Architetti - Ingegneri Silvani Gherardo, Frullini Carla.
Pittori - Scultori - Decoratori Silvani Gherardo.
Uomini illustri Gould Emily.
Note storiche L'edificio, di antica fondazione, fu configurato come palazzo attorno alla metà del Seicento, ad opera di Gherardo Silvani e su commissione di Giovanni Andrea del Rosso. Giovanni Cinelli, dopo aver magnificato le molte opere d'arte qui raccolte negli anni immediatamente successivi, annota: "a tutta questa magnificenza di quadri corrisponde un delizioso giardino ripieno di piante d'agrumi, in faccia del quale nasce in mezzo ad una gran pila una sorgente d'acqua che si solleva a notabile altezza per renderlo più ameno e vago, nella cui prospettiva è una bellissima statua ch'un Apollo rappresenta, fatta da Gherardo Silvani architetto fiorentino, la quale è tenuta dagli intendenti in pregio". Dell'importanza del giardino testimonia anche la pianta di Firenze di Ferdinando Ruggieri del 1731, che lo documenta in tutta la sua ampiezza indicandolo appunto come "giardino del Rosso". Successivamente la residenza appartenne ai Salviati e quindi ai Ricasoli.

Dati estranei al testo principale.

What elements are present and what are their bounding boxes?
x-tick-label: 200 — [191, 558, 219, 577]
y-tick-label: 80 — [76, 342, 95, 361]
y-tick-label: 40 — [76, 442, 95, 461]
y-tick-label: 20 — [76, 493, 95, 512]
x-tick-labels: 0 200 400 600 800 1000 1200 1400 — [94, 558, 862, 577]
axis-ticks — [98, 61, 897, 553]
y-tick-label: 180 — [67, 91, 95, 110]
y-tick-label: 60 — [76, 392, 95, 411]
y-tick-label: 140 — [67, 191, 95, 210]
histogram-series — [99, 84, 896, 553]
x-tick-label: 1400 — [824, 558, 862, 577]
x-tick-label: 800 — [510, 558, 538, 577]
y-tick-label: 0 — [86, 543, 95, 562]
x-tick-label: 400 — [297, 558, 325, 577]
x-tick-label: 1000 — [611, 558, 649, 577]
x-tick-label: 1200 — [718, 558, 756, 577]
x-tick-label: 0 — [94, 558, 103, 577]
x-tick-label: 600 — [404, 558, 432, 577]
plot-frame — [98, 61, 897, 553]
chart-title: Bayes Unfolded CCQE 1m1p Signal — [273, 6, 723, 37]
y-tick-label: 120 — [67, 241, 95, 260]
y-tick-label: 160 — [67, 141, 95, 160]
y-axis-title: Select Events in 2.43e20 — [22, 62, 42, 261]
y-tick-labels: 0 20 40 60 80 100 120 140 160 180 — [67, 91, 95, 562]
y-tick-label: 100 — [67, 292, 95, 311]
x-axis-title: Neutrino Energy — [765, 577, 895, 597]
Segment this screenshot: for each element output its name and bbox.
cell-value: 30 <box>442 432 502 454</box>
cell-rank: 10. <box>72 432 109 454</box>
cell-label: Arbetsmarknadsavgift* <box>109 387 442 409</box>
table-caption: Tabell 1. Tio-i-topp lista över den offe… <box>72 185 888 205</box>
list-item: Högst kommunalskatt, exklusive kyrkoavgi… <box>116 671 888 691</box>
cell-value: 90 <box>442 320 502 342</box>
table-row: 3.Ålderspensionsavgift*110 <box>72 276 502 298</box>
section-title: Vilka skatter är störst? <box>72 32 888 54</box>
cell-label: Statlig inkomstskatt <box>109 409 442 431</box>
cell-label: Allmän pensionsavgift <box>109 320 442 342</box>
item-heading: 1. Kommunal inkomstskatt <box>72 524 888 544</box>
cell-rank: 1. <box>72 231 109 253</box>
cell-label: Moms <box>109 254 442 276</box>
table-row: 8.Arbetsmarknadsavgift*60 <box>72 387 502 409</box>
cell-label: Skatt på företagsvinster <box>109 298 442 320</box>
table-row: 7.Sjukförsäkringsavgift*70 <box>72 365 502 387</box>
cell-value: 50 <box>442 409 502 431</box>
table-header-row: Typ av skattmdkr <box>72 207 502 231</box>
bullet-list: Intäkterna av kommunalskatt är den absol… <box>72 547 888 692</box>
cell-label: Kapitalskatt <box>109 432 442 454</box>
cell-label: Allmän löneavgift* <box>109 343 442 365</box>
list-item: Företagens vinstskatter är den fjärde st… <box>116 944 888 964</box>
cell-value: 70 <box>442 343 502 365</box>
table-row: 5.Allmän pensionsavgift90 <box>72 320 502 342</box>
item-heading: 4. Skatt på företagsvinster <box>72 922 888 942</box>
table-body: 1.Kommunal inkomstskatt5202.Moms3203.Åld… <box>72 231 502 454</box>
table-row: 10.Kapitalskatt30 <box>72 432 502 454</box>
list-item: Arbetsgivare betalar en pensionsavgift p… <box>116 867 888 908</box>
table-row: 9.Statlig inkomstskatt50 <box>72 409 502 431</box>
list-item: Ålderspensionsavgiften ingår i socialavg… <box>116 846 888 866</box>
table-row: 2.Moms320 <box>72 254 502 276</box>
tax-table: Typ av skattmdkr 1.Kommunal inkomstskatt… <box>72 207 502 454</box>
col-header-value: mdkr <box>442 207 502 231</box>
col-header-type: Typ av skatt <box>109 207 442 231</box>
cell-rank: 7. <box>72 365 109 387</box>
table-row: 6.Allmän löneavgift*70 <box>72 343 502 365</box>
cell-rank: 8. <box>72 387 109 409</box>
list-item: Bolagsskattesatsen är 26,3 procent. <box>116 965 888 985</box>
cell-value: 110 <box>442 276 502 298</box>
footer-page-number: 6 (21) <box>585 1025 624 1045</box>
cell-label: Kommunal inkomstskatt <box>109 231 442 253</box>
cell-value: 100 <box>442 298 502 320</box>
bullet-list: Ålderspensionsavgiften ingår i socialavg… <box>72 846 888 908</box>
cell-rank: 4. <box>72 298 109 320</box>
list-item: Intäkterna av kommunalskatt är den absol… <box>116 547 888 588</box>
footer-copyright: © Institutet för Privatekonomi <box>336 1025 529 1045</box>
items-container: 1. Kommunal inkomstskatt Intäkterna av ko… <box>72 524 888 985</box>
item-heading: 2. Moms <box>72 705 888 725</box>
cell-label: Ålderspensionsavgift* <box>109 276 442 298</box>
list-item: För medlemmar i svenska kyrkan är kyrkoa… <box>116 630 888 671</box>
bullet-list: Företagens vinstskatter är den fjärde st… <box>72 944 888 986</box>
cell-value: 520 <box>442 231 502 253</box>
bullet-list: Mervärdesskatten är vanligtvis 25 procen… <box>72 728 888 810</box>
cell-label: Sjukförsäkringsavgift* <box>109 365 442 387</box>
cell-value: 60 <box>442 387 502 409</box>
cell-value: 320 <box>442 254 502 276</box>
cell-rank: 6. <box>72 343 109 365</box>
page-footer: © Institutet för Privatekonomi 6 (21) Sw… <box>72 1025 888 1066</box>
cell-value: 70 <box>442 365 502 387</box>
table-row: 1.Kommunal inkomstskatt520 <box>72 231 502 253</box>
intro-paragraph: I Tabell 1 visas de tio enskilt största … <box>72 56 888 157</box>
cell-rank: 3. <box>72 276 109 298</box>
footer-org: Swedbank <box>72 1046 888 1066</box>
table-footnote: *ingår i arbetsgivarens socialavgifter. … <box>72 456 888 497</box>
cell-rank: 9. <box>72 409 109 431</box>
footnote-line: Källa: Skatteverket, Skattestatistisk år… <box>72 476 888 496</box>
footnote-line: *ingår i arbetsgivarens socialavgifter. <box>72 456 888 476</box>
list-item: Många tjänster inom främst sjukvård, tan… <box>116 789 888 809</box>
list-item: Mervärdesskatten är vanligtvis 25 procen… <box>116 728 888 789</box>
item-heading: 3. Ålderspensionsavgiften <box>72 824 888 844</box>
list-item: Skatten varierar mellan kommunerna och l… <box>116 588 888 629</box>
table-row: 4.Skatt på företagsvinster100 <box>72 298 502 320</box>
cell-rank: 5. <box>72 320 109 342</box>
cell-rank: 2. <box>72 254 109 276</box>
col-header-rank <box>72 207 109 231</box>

Nel 1861 fu acquistata dalla Chiesa Presbiteriana d'Irlanda che la donò alla Tavola Valdese. Ospitò quindi fino al 1922 la facoltà di teologia, per diventare successivamente sede dell'Istituto Gould, fondato a Roma nel 1871 dall'americana Emily Gould come centro di insegnamento e avviamento al lavoro, oggi attivo con progetti di sostegno rivolti a minori in condizioni di disagio sociale. Il fronte si mostra attualmente in forme decisamente anonime, frutto di un intervento databile al Novecento, sul quale recentemente è stata trasformata in sporto anche l'ultima finestra che era rimasta al piano terreno, a sinistra del portone, ancora esistente nella fotografia pubblicata nel repertorio di Bargellini e Guarnieri. All'interno è invece ancora un grazioso cortile, porticato su due lati, con colonne in pietra serena. Sul retro si apre il giardino privato, ancora oggi molto ampio, chiuso sul lato del palazzo da un porticato con volte a crociera a tutto sesto. Sul lato destro del palazzo è la Waldesian Church. Nel corso del 2013, anche a seguito di un incendio sviluppatosi accidentalmente, il prospetto e parte degli interni (compresa la chiesa) sono stati oggetto di un intervento di restauro su progetto e direzione dei lavori dell'architetto Carla Frullini.
Bibliografia
dettaglio
Bocchi-Cinelli 1677, pp. 163-170; Fantozzi 1843, p. 260, n. 652; Baldinucci-Ranalli 1845-1847, IV, 1846, p. 348; Limburger 1910, n. 639; Bargellini-Guarnieri 1977-1978, IV, 1978, p. 15; Cazzato-De Vico Fallani 1981, p. 49; Cesati 2005, II, p. 642; Adsi 2009/2, pp. 58-59.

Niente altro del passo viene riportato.